This study aims to explore the correlation between the operational task complexity of nuclear power plant (NPP) operators and electroencephalogram (EEG) features. Initially, we segmented EEG signals according to operational steps and extracted a total of 120 time domain, frequency domain, and time-frequency domain features. Subsequently, we applied an adaptive principal component analysis (PCA) dimensionality reduction method to process the features. On the other hand, three experts were invited to evaluate the complexity of the operational tasks, and their evaluation data were synthesized using a group decision-making approach.

A correlation analysis was performed between these data and the PCA-reduced feature data, identifying the features with the highest correlation coefficient for each participant.
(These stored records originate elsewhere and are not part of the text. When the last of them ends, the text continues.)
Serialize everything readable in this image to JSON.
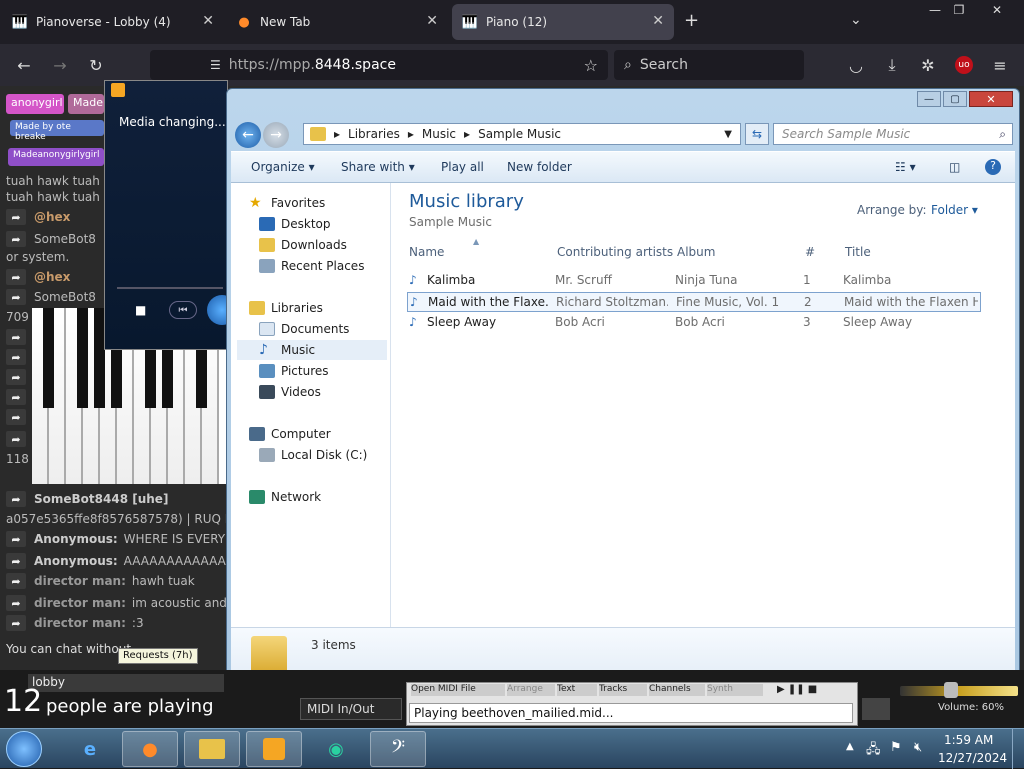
{
  "browser": {
    "tabs": [
      {
        "label": "Pianoverse - Lobby (4)",
        "icon": "piano-icon"
      },
      {
        "label": "New Tab",
        "icon": "firefox-icon"
      },
      {
        "label": "Piano (12)",
        "icon": "piano-icon"
      }
    ],
    "url_prefix": "https://mpp.",
    "url_domain": "8448.space",
    "search_placeholder": "Search",
    "ext_badge": "uo"
  },
  "page": {
    "tags": [
      {
        "label": "anonygirl",
        "color": "#d455c8"
      },
      {
        "label": "Made",
        "color": "#b06a9a"
      },
      {
        "label": "Made by ote breake",
        "color": "#5a78c8"
      },
      {
        "label": "Madeanonygirlygirl",
        "color": "#8f4fc8"
      }
    ],
    "chat": [
      {
        "name": "",
        "text": "tuah hawk tuah"
      },
      {
        "name": "",
        "text": "tuah hawk tuah"
      },
      {
        "name": "@hex",
        "text": ""
      },
      {
        "name": "",
        "text": "SomeBot8"
      },
      {
        "name": "",
        "text": "or system."
      },
      {
        "name": "@hex",
        "text": ""
      },
      {
        "name": "",
        "text": "SomeBot8"
      },
      {
        "name": "",
        "text": "709"
      },
      {
        "name": "",
        "text": "118"
      },
      {
        "name": "SomeBot8448 [uhe]",
        "text": ""
      },
      {
        "name": "",
        "text": "a057e5365ffe8f8576587578) | RUQ ID"
      },
      {
        "name": "Anonymous:",
        "text": "WHERE IS EVERY"
      },
      {
        "name": "Anonymous:",
        "text": "AAAAAAAAAAAAAA"
      },
      {
        "name": "director man:",
        "text": "hawh tuak"
      },
      {
        "name": "director man:",
        "text": "im acoustic and"
      },
      {
        "name": "director man:",
        "text": ":3"
      }
    ],
    "chat_hint": "You can chat without",
    "requests_tooltip": "Requests (7h)",
    "room_name": "lobby",
    "people_count": "12",
    "people_label": "people are playing",
    "midi_button": "MIDI In/Out",
    "midi_tabs": [
      "Open MIDI File",
      "Arrange",
      "Text",
      "Tracks",
      "Channels",
      "Synth"
    ],
    "now_playing": "Playing beethoven_mailied.mid...",
    "volume_label": "Volume: 60%",
    "volume": 60
  },
  "media_player": {
    "status": "Media changing..."
  },
  "explorer": {
    "breadcrumb": [
      "Libraries",
      "Music",
      "Sample Music"
    ],
    "search_placeholder": "Search Sample Music",
    "toolbar": {
      "organize": "Organize",
      "share_with": "Share with",
      "play_all": "Play all",
      "new_folder": "New folder"
    },
    "nav": {
      "favorites": "Favorites",
      "desktop": "Desktop",
      "downloads": "Downloads",
      "recent": "Recent Places",
      "libraries": "Libraries",
      "documents": "Documents",
      "music": "Music",
      "pictures": "Pictures",
      "videos": "Videos",
      "computer": "Computer",
      "local_disk": "Local Disk (C:)",
      "network": "Network"
    },
    "library_title": "Music library",
    "library_sub": "Sample Music",
    "arrange_label": "Arrange by:",
    "arrange_value": "Folder",
    "columns": [
      "Name",
      "Contributing artists",
      "Album",
      "#",
      "Title"
    ],
    "files": [
      {
        "name": "Kalimba",
        "artist": "Mr. Scruff",
        "album": "Ninja Tuna",
        "num": "1",
        "title": "Kalimba"
      },
      {
        "name": "Maid with the Flaxe...",
        "artist": "Richard Stoltzman...",
        "album": "Fine Music, Vol. 1",
        "num": "2",
        "title": "Maid with the Flaxen H..."
      },
      {
        "name": "Sleep Away",
        "artist": "Bob Acri",
        "album": "Bob Acri",
        "num": "3",
        "title": "Sleep Away"
      }
    ],
    "item_count": "3 items"
  },
  "taskbar": {
    "time": "1:59 AM",
    "date": "12/27/2024"
  }
}
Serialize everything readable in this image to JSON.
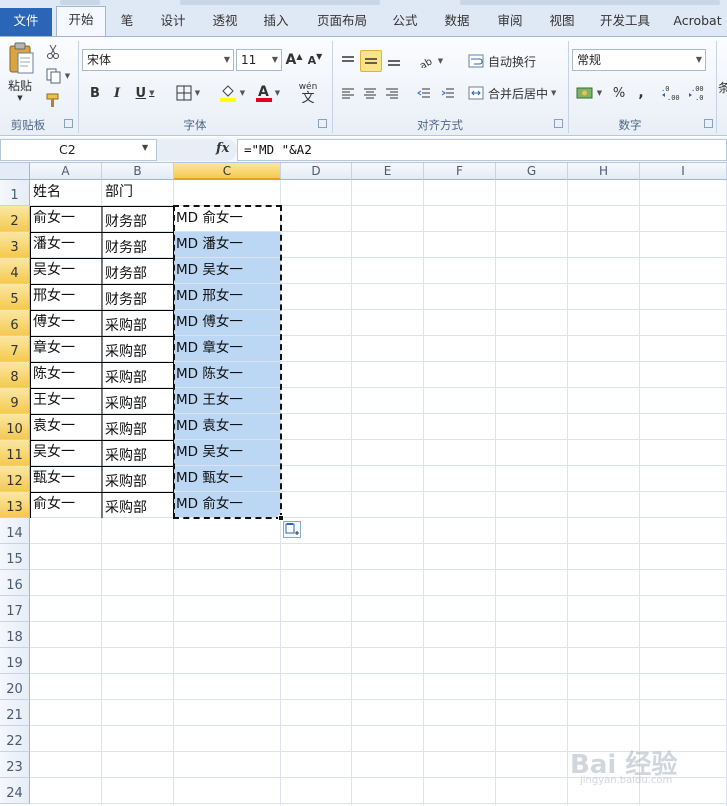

Then we built a long short-term memory model with the data of the first group of participants to predict the task complexity value and tested it with the data of the second group of participants. Testing the model with data from the second group yielded favorable results, with a training set mean squared error (MSE) of 0.025 and a testing set MSE of 0.078.

The results of this study indicate a significant correlation between specific EEG features and task complexity in the operational tasks of NPP operators. The model established through a combination of group decision making and machine learning methods effectively predicted the task complexity levels for operators in different operational tasks. This research provides a new perspective on NPP operators’ cognitive load and operational tasks, holding practical significance for operator training and workload management.